The following comes from a Jan. 28 story in Angelus News.

….Groups such as the pilgrims from St. John the Evangelist Church and St. Elizabeth Church kept their pilgrimage to six days, rather than the 10-14 day, multi-country treks they’d made for past World Youth Days.

But for their Latin American counterparts on the other side of the world, it came during the customary summer break for students — a welcome break for most in this part of the globe. While estimates are still sketchy, it was widely apparent that a majority of pilgrims had come from Central and South America.

It also came during Panama’s dry season. Pilgrims endured humid weather reaching in the 90s during the day, and also got an extra early wake-up call Sunday morning (compared to previous WYDs) so that Mass could finish before 10 a.m. and pilgrims could be on their way before temperatures peaked.

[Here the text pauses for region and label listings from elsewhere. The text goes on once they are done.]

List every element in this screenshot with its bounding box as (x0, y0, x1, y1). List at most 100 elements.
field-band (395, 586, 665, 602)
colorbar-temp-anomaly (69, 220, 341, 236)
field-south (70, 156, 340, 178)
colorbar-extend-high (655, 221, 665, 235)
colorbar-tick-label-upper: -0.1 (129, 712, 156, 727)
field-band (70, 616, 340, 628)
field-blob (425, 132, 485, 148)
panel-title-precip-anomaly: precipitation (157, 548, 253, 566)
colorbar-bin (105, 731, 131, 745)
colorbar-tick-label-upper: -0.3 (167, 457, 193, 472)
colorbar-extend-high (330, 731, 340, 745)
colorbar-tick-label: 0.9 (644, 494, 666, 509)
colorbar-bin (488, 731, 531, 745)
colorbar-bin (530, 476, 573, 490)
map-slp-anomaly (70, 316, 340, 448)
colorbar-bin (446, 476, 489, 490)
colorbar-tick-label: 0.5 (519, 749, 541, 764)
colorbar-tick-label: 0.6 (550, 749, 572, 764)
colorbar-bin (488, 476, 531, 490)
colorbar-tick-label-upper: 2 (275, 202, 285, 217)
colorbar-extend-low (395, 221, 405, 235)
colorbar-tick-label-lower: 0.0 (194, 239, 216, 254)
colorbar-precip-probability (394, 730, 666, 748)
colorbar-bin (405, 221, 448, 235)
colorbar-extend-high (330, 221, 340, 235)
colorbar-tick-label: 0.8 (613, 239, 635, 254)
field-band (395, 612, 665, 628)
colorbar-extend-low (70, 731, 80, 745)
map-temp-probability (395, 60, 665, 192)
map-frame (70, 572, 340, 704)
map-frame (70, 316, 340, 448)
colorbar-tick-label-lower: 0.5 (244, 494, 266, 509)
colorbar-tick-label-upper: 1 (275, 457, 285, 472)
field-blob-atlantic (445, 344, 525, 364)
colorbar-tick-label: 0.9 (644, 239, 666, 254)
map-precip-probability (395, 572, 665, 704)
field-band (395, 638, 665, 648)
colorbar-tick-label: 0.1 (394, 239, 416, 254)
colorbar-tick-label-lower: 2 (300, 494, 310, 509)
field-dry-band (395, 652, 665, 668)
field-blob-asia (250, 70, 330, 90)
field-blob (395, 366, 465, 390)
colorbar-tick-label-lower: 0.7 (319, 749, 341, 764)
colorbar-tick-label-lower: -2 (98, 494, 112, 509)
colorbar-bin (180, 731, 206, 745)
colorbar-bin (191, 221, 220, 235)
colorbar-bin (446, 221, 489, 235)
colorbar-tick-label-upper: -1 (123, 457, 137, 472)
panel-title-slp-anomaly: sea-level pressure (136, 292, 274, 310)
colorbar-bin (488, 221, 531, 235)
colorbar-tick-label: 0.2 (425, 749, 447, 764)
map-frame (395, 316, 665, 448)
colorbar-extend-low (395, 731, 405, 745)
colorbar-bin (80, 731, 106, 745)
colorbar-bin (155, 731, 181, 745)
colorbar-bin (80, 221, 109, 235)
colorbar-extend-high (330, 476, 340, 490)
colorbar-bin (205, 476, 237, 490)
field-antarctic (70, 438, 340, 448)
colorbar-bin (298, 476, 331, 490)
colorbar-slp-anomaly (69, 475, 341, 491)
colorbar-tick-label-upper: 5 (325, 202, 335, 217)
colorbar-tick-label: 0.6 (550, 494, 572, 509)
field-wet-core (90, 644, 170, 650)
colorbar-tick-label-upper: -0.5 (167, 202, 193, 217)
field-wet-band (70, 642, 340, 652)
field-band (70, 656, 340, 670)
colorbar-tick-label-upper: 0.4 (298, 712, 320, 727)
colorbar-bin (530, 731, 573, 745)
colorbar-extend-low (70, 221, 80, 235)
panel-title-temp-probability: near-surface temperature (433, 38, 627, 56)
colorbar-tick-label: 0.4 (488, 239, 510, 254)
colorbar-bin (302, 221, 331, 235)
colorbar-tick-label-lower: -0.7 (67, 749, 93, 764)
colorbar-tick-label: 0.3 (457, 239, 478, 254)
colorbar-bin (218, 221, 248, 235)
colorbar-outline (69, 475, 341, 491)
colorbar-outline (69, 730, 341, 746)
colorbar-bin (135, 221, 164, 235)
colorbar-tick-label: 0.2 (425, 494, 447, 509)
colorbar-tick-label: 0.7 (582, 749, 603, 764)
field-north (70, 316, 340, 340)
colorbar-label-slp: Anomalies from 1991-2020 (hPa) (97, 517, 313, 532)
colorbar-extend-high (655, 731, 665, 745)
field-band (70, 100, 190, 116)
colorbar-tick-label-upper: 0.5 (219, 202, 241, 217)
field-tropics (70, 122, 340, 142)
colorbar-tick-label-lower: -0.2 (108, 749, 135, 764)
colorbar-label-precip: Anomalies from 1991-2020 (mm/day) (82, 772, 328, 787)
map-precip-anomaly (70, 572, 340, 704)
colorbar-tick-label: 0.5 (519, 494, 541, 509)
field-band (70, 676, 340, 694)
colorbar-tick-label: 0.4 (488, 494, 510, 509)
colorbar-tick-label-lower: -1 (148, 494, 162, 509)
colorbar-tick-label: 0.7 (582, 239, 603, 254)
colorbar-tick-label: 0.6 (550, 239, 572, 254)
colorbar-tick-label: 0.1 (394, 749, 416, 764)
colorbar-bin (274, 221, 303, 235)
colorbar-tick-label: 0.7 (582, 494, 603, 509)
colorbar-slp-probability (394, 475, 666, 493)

But they did not have to deal with rain (a real factor in the last two WYDs in Brazil and Poland), and were instead treated to a cool breeze from the Pacific Ocean.

That was a welcome relief for the thousands who slept in sleeping bags at the St. Pope John Paul II Field in the hours between the Saturday night vigil and the closing Mass the next morning.

Performers led some willing participants in Catholic-themed musical performances with the help of jumbotrons. But most pilgrims, it seemed, preferred to mill about the field, joining dance circles and guitar serenades, sharing a quick meal, and making new friends among other who shared their faith.

The thousands who walked miles to and from the park got a taste of hospitality, Panamanian-style: Pilgrims were treated to free bottles of water, cups of coffee, bus-shuttle rides to the city’s center, and even water-hose sprays for overheated passerby pilgrims….

In his homily at WYD’s closing Mass, Francis reminded the youth of one of the main themes of the synod’s final document: the need to “create channels and spaces that encourage dreaming of and working for tomorrow, starting today.

“A space that is not simply taken for granted, or won in a lottery, but a space for which you, too, must fight,” Francis said.